Donnerstag, 21. Januar 2016

Populismus heute – Teil 4 / Schluss: Ein Krisensymptom verschärft die Krise


In acht europäischen Staaten sind populistische Parteien heute an Regierungen beteiligt (Norwegen, Finnland, Lettland, Litauen, Griechenland, Schweiz, in Ungarn und Polen stellen sie allein die Regierungen; in Italien war Silvio Berlusconi von 1994 bis 2011 viermal Regierungschef).

Doch Populisten können die politische Landschaft schon stark prägen, ohne selbst (mit-) zu regieren. Sie wären weitaus weniger erfolgreich, wenn in ihren Anklagen nicht immer ein Körnchen Wahrheit steckte. Als Krisensymptom reagiert der Populismus auf die Monopolstellung des regierenden Parteienkartells sowie die Verengung von Politik auf technokratische „Governance“, Auslagerung politischer Entscheidungen auf demokratisch nicht legitimierte Experten und Bürokratie. Sinkende Wahlbeteiligung, Mitgliederschwund der etablierten Parteien und eine wachsende „Politikverdrossenheit“, vor allem in den unteren sozialen Schichten, verweisen auf ein demokratisches Defizit, das durch die supranationale EU-Bürokratie noch erheblich verstärkt wird. Das Gefühl der Machtlosigkeit gegenüber intransparenten Prozessen war und ist immer ein Nährboden des Populismus.

Da die Anrufung der bedrohten Volksgemeinschaft aber niemals die tatsächlichen sozialen, wirtschaftlichen und politischen Interessengegensätze innerhalb ihrer Anhängerschaft aufhebt, haben populistische Demagogen in der Regel nur so lange Aufwind, wie sie ihre Versprechen nicht einlösen müssen. Viele Vertreter des Populismus verlegen sich deshalb auf eine Strategie, den politischen Streit zu verschärfen und damit die Regierenden vor sich her zu treiben.

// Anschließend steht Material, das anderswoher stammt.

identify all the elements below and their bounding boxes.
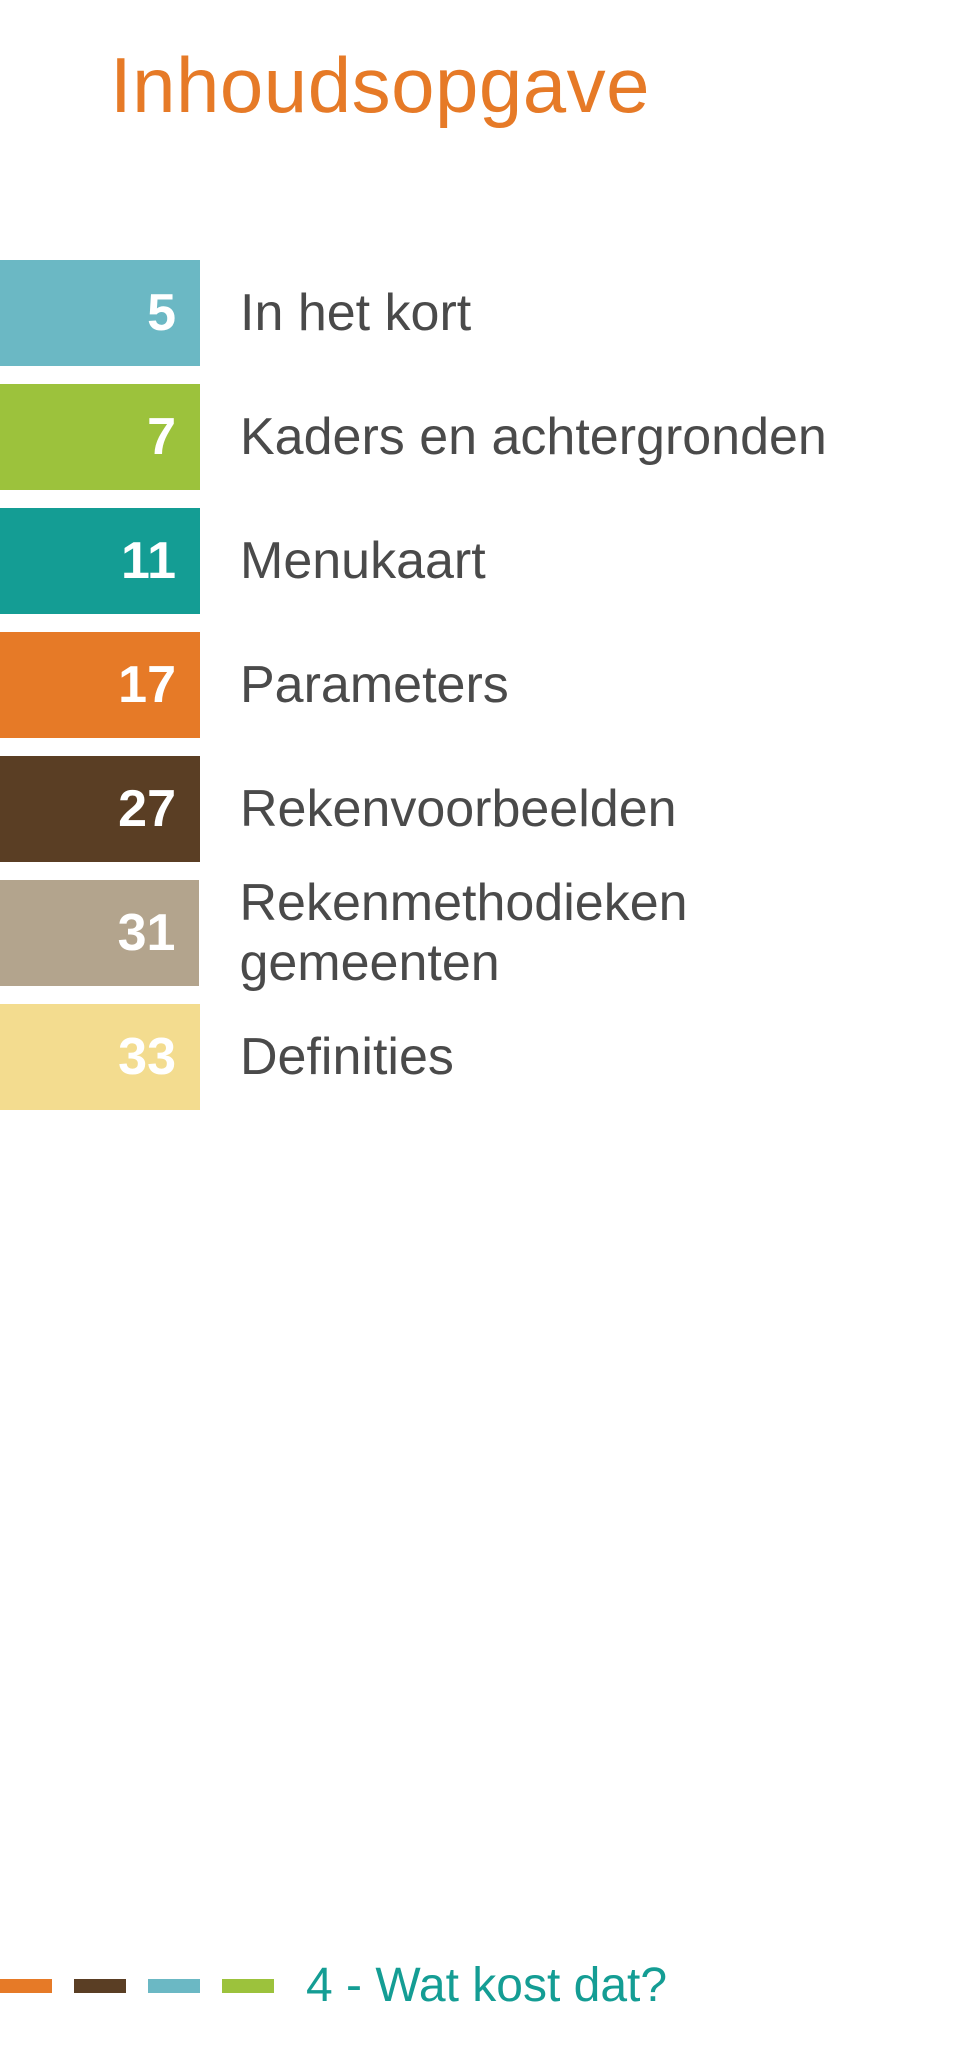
toc-page-number: 17 bbox=[0, 632, 200, 738]
toc-page-number: 5 bbox=[0, 260, 200, 366]
toc-row: 31Rekenmethodieken gemeenten bbox=[0, 880, 960, 986]
toc-label: Rekenvoorbeelden bbox=[240, 779, 677, 839]
footer-dash bbox=[0, 1979, 52, 1993]
toc-label: In het kort bbox=[240, 283, 471, 343]
toc-row: 11 Menukaart bbox=[0, 508, 960, 614]
page-footer: 4 - Wat kost dat? bbox=[0, 1958, 667, 2013]
footer-doc-title: Wat kost dat? bbox=[375, 1959, 667, 2012]
footer-dash bbox=[148, 1979, 200, 1993]
footer-separator: - bbox=[333, 1959, 376, 2012]
toc-page-number: 11 bbox=[0, 508, 200, 614]
footer-text: 4 - Wat kost dat? bbox=[306, 1958, 667, 2013]
toc-page-number: 27 bbox=[0, 756, 200, 862]
toc-row: 33 Definities bbox=[0, 1004, 960, 1110]
toc-row: 7 Kaders en achtergronden bbox=[0, 384, 960, 490]
toc-page-number: 31 bbox=[0, 880, 199, 986]
footer-page-number: 4 bbox=[306, 1959, 333, 2012]
toc-label: Parameters bbox=[240, 655, 509, 715]
toc-page-number: 33 bbox=[0, 1004, 200, 1110]
toc-label: Kaders en achtergronden bbox=[240, 407, 827, 467]
toc-label: Definities bbox=[240, 1027, 454, 1087]
table-of-contents: 5 In het kort 7 Kaders en achtergronden 11 Me… bbox=[0, 260, 960, 1128]
toc-page-number: 7 bbox=[0, 384, 200, 490]
footer-dash bbox=[222, 1979, 274, 1993]
page: Inhoudsopgave 5 In het kort 7 Kaders en ach… bbox=[0, 0, 960, 2067]
toc-row: 17 Parameters bbox=[0, 632, 960, 738]
footer-dash bbox=[74, 1979, 126, 1993]
page-title: Inhoudsopgave bbox=[110, 40, 650, 131]
toc-label: Menukaart bbox=[240, 531, 486, 591]
toc-label: Rekenmethodieken gemeenten bbox=[239, 873, 960, 993]
toc-row: 5 In het kort bbox=[0, 260, 960, 366]
toc-row: 27 Rekenvoorbeelden bbox=[0, 756, 960, 862]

Die etablierten Parteien reagieren auf Mobilisierungs- und Wahlerfolge der Populisten, indem sie sich selbst eine teilweise populistische Programmatik und Rhetorik aneignen, um jene zu verdrängen. Damit tragen sie jedoch nur zu weiteren Erfolgen der Populisten bei, indem sie sie einerseits in ihren Zielen und ihrem Auftreten und anderseits in ihrer „Außenseiterrolle“ bestätigen. Die populistischen Parteien können folglich für sich reklamieren, die „richtigen“ Konzepte zu besitzen, und gleichzeitig darauf verweisen, dass diese Verdrängungsbemühungen von einer grundlegenden Feindschaft der etablierten Parteien zum Volk und seinem Anwalt, dem Populismus, zeugen.

Heute haben die bürgerlichen und sozialdemokratischen Parteien durchweg bereits zahlreiche populistische Positionen und Methoden übernommen. Vor allem die großen "Volksparteien" nähern sich in Auftreten und Programmatik dem Populismus an, indem sie etwa Wahlkämpfe stark auf Führungsfiguren zuschneiden, ihre Politik über die Medien inszenieren, komplexe Probleme auf "populäre", aber zu einfache Parolen verkürzen (z.B. eine „Obergrenze“ für die Aufnahme von Flüchtlingen anstatt der Asylrechtsgarantie des Grundgesetzes – oder Grenzschließung anstatt Bekämpfung von Fluchtursachen) usw.

Das heißt nicht zwangsläufig, dass diese Parteien auch ein populistisches Gesellschafts- und Staatsverständnis übernehmen. Aber so beschleunigt der Populismus genau die Fehlentwicklungen der modernen Demokratie, denen er seine Entstehung und Ausbreitung verdankt, nämlich das Verflachen des notwendigen Richtungsstreits um die Zukunft der Gesellschaft zu sinnleerem Spektakel um bloßen Machterhalt. So wirkt das kapitalistische Krisensymptom Populismus selbst krisenverschärfend.